Since the mean of residuals is approximately zero, this assumption holds true for this model. ## Assumption 3 Homoscedasticity of residuals or equal variance Once the regression model is built, set par (mfrow=c(2, 2)), then, plot the model using plot(lm.mod). This produces four plots. The top-left and bottom-left plots shows how the residuals vary as the fitted values increase.

par(mfrow=c(2,2))  # set 2 rows and 2 column plot layout
mod_1 <- lm(mpg ~ disp, data=mtcars)  # linear model
plot(mod_1)

From the first plot (top-left), as the fitted values along x increase, the residuals decrease and then increase. This pattern is indicated by the red line, which should be approximately flat if the disturbances are homoscedastic. The plot on the bottom left also checks this and is more convenient as the disturbance term in Y axis is standardized. In this case, there is a definite pattern noticed. So, there is heteroscedasticity. Lets check this on a different model.

mod <- lm(dist ~ speed, data=cars[1:20, ])  #  linear model
plot(mod)

Now, the points appear random, and the line looks pretty flat, with no increasing or decreasing trend. So, the condition of homoscedasticity can be accepted. Assumption 4 No autocorrelation of residuals This is applicable especially for time series data. Autocorrelation is the correlation of a time Series with lags of itself. When the residuals are autocorrelated, it means that the current value is dependent of the previous (historic) values and that there is a definite unexplained pattern in the Y variable that shows up in the disturbances. Below, are 3 ways you could check for autocorrelation of residuals. Using acf plot

# Method 1: Visualize with acf plot
library(ggplot2)
data(economics)
lmMod <- lm(pce ~ pop, data=economics)
acf(lmMod$residuals)  # highly autocorrelated from the picture.

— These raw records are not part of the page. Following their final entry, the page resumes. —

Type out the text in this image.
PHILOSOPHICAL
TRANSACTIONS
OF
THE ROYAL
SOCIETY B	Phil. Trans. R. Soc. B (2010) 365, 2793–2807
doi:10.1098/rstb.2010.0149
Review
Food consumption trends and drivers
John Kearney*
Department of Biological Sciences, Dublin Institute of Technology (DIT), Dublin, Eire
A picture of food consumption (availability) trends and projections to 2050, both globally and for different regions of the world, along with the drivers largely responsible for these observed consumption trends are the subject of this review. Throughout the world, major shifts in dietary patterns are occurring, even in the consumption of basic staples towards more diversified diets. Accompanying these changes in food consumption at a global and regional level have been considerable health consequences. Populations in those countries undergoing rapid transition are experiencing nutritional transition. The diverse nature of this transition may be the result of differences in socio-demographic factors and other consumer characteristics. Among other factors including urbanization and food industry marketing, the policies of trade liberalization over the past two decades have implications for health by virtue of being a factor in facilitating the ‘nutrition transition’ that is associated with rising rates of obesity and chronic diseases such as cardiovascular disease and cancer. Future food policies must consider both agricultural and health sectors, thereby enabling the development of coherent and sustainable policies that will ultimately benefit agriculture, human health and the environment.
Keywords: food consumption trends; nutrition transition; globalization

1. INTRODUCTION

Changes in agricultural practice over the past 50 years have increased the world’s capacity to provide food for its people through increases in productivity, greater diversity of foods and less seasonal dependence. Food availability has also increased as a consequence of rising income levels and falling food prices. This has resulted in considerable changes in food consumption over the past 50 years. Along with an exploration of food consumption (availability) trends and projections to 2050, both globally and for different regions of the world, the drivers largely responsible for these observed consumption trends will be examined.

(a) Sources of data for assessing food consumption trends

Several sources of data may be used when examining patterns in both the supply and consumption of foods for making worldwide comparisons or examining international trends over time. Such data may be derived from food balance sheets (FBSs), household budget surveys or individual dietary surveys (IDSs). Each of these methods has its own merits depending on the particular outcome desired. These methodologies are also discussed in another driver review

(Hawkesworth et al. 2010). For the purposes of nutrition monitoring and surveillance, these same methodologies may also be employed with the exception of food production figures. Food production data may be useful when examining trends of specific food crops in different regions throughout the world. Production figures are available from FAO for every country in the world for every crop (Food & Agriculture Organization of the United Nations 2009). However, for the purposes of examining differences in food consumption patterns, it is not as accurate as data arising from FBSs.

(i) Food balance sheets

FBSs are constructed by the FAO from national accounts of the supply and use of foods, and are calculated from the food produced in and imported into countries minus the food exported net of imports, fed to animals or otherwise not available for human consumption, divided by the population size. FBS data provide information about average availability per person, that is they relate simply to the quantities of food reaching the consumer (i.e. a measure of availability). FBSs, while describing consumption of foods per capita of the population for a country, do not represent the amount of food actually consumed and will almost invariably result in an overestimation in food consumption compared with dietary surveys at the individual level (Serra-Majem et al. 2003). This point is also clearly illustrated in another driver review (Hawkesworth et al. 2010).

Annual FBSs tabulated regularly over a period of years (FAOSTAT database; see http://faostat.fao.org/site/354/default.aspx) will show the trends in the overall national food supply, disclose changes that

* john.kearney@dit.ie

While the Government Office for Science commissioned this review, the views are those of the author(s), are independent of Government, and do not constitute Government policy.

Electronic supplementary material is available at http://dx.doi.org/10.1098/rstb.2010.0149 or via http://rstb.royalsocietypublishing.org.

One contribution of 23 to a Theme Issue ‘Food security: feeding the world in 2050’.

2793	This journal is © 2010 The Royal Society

The X axis corresponds to the lags of the residual, increasing in steps of 1. The very first line (to the left) shows the correlation of residual with itself (Lag0), therefore, it will always be equal to 1. If the residuals were not autocorrelated, the correlation (Y-axis) from the immediate next line onwards will drop to a near zero value below the dashed blue line (significance level). Clearly, this is not the case here. So we can conclude that the residuals are autocorrelated. Using runs test

# Method 2: Runs test to test for randomness
library(lawstat)
runs.test(lmMod$residuals)
## 
##  Runs Test - Two sided
## 
## data:  lmMod$residuals
## Standardized Runs Statistic = -23.812, p-value < 2.2e-16
#=>   Runs Test - Two sided

With a p-value < 2.2e-16, we reject the null hypothesis that it is random. This means there is a definite pattern in the residuals. Using Durbin-Watson test.

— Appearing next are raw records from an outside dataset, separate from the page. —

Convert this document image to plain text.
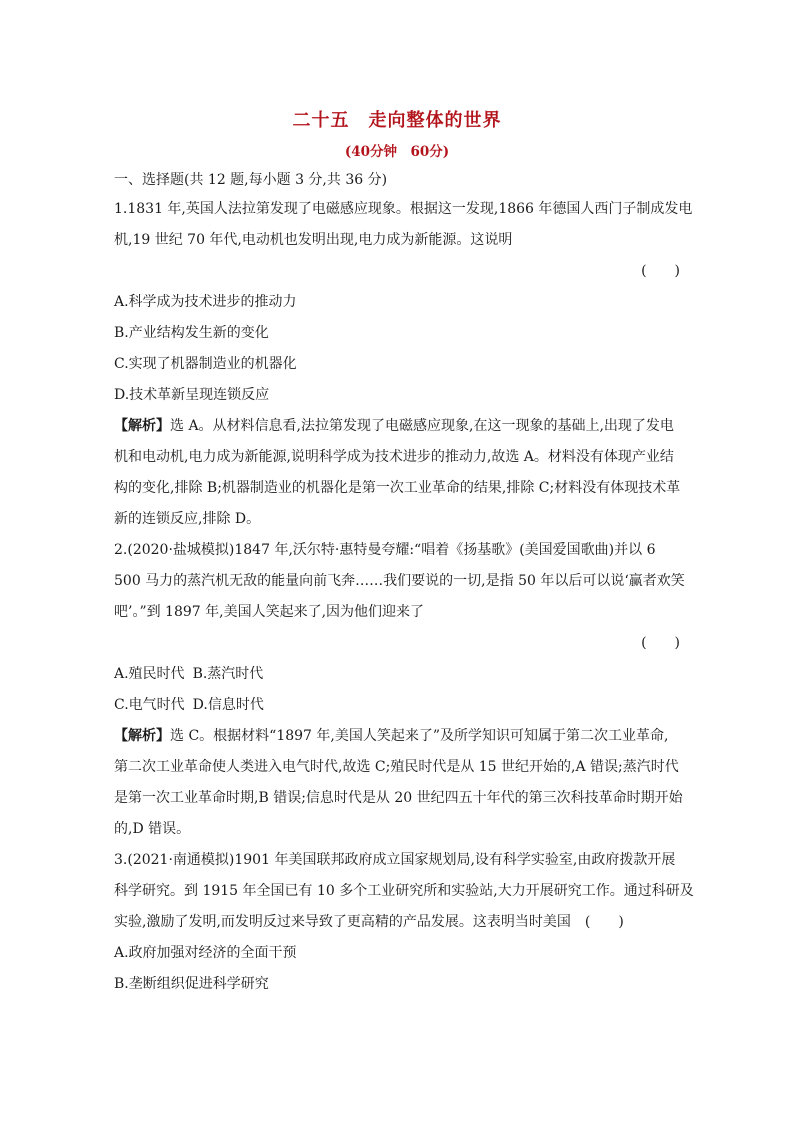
二十五　走向整体的世界
(40分钟　60分)
一、选择题(共 12 题,每小题 3 分,共 36 分)
1.1831 年,英国人法拉第发现了电磁感应现象。根据这一发现,1866 年德国人西门子制成发电
机,19 世纪 70 年代,电动机也发明出现,电力成为新能源。这说明
(　　)
A.科学成为技术进步的推动力
B.产业结构发生新的变化
C.实现了机器制造业的机器化
D.技术革新呈现连锁反应
【解析】选 A。从材料信息看,法拉第发现了电磁感应现象,在这一现象的基础上,出现了发电
机和电动机,电力成为新能源,说明科学成为技术进步的推动力,故选 A。材料没有体现产业结
构的变化,排除 B;机器制造业的机器化是第一次工业革命的结果,排除 C;材料没有体现技术革
新的连锁反应,排除 D。
2.(2020·盐城模拟)1847 年,沃尔特·惠特曼夸耀:“唱着《扬基歌》(美国爱国歌曲)并以 6
500 马力的蒸汽机无敌的能量向前飞奔……我们要说的一切,是指 50 年以后可以说‘赢者欢笑
吧’。”到 1897 年,美国人笑起来了,因为他们迎来了
(　　)
A.殖民时代 B.蒸汽时代
C.电气时代 D.信息时代
【解析】选 C。根据材料“1897 年,美国人笑起来了”及所学知识可知属于第二次工业革命,
第二次工业革命使人类进入电气时代,故选 C;殖民时代是从 15 世纪开始的,A 错误;蒸汽时代
是第一次工业革命时期,B 错误;信息时代是从 20 世纪四五十年代的第三次科技革命时期开始
的,D 错误。
3.(2021·南通模拟)1901 年美国联邦政府成立国家规划局,设有科学实验室,由政府拨款开展
科学研究。到 1915 年全国已有 10 多个工业研究所和实验站,大力开展研究工作。通过科研及
实验,激励了发明,而发明反过来导致了更高精的产品发展。这表明当时美国　(　　)
A.政府加强对经济的全面干预
B.垄断组织促进科学研究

# Method 3: Durbin-Watson test
lmtest::dwtest(lmMod)
## 
##  Durbin-Watson test
## 
## data:  lmMod
## DW = 0.002159, p-value < 2.2e-16
## alternative hypothesis: true autocorrelation is greater than 0
#=>   Durbin-Watson test

#So, DW test also confirms our finding. To rectify it, add lag1 of residual as an X variable to the original model. This can be conveniently done using the slide function in Data Combine package.

library(DataCombine)
econ_data <- data.frame(economics, resid_mod1=lmMod$residuals)
econ_data_1 <- slide(econ_data, Var="resid_mod1", NewVar = "lag1", slideBy = -1)
## 
## Remember to put econ_data in time order before running.
## 
## Lagging resid_mod1 by 1 time units.
econ_data_2 <- na.omit(econ_data_1)
lmMod2 <- lm(pce ~ pop + lag1, data=econ_data_2)

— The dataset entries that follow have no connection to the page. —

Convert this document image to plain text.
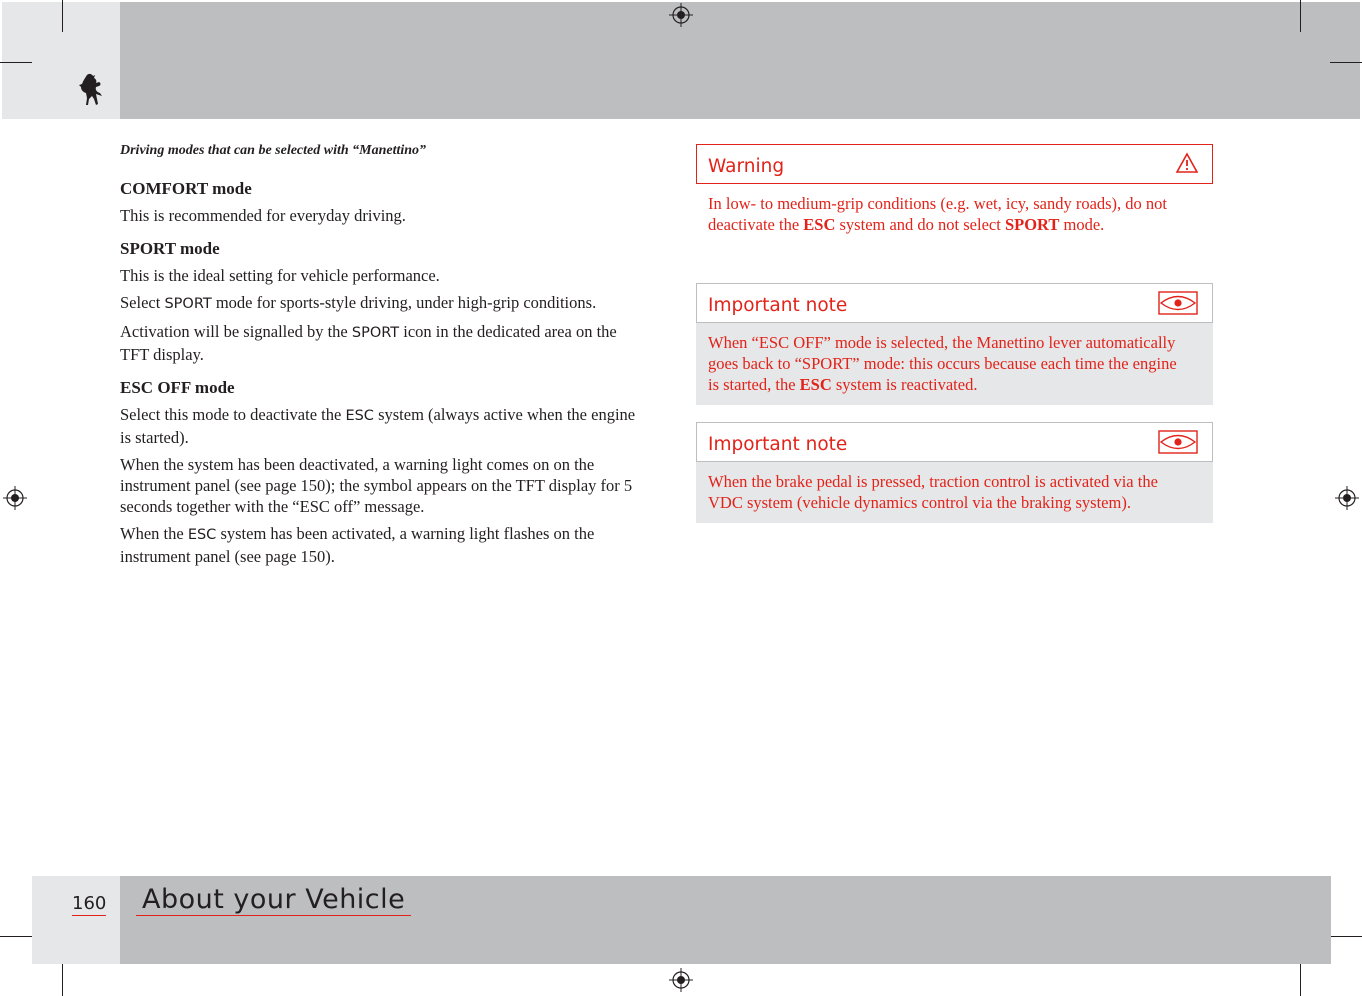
Driving modes that can be selected with “Manettino”

COMFORT mode

This is recommended for everyday driving.

SPORT mode

This is the ideal setting for vehicle performance.

Select SPORT mode for sports-style driving, under high-grip conditions.

Activation will be signalled by the SPORT icon in the dedicated area on the TFT display.

ESC OFF mode

Select this mode to deactivate the ESC system (always active when the engine is started).

When the system has been deactivated, a warning light comes on on the instrument panel (see page 150); the symbol appears on the TFT display for 5 seconds together with the “ESC off” message.

When the ESC system has been activated, a warning light flashes on the instrument panel (see page 150).

Warning
In low- to medium-grip conditions (e.g. wet, icy, sandy roads), do not deactivate the ESC system and do not select SPORT mode.
Important note
When “ESC OFF” mode is selected, the Manettino lever automatically goes back to “SPORT” mode: this occurs because each time the engine is started, the ESC system is reactivated.
Important note
When the brake pedal is pressed, traction control is activated via the VDC system (vehicle dynamics control via the braking system).
160 About your Vehicle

Let’s check if the problem of autocorrelation of residuals is taken care of using this method.

acf(lmMod2$residuals)

Unlike the acf plot of lmMod, the correlation values drop below the dashed blue line from lag1 itself. So autocorrelation can’t be confirmed.

runs.test(lmMod2$residuals)  #runs test
## 
##  Runs Test - Two sided
## 
## data:  lmMod2$residuals
## Standardized Runs Statistic = 0.20913, p-value = 0.8343
#Runs Test - Two sided

p-value = 0.3362. Can’t reject null hypothesis that it is random. With a p-value = 0.3362, we cannot reject the null hypothesis. Therefore, we can safely assume that residuals are not autocorrelated.

lmtest::dwtest(lmMod2)
## 
##  Durbin-Watson test
## 
## data:  lmMod2
## DW = 2.0309, p-value = 0.6126
## alternative hypothesis: true autocorrelation is greater than 0
#=>   Durbin-Watson test

With a high p value of 0.667, we cannot reject the null hypothesis that true autocorrelation is zero. So the assumption that residuals should not be autocorrelated is satisfied by this model. If, even after adding lag1 as an X variable, does not satisfy the assumption of autocorrelation of residuals, you might want to try adding lag2, or be creative in making meaningful derived explanatory variables or interaction terms. This is more like art than an algorithm. Assumption 5 The X variables and residuals are uncorrelated How to check? Do a correlation test on the X variable and the residuals.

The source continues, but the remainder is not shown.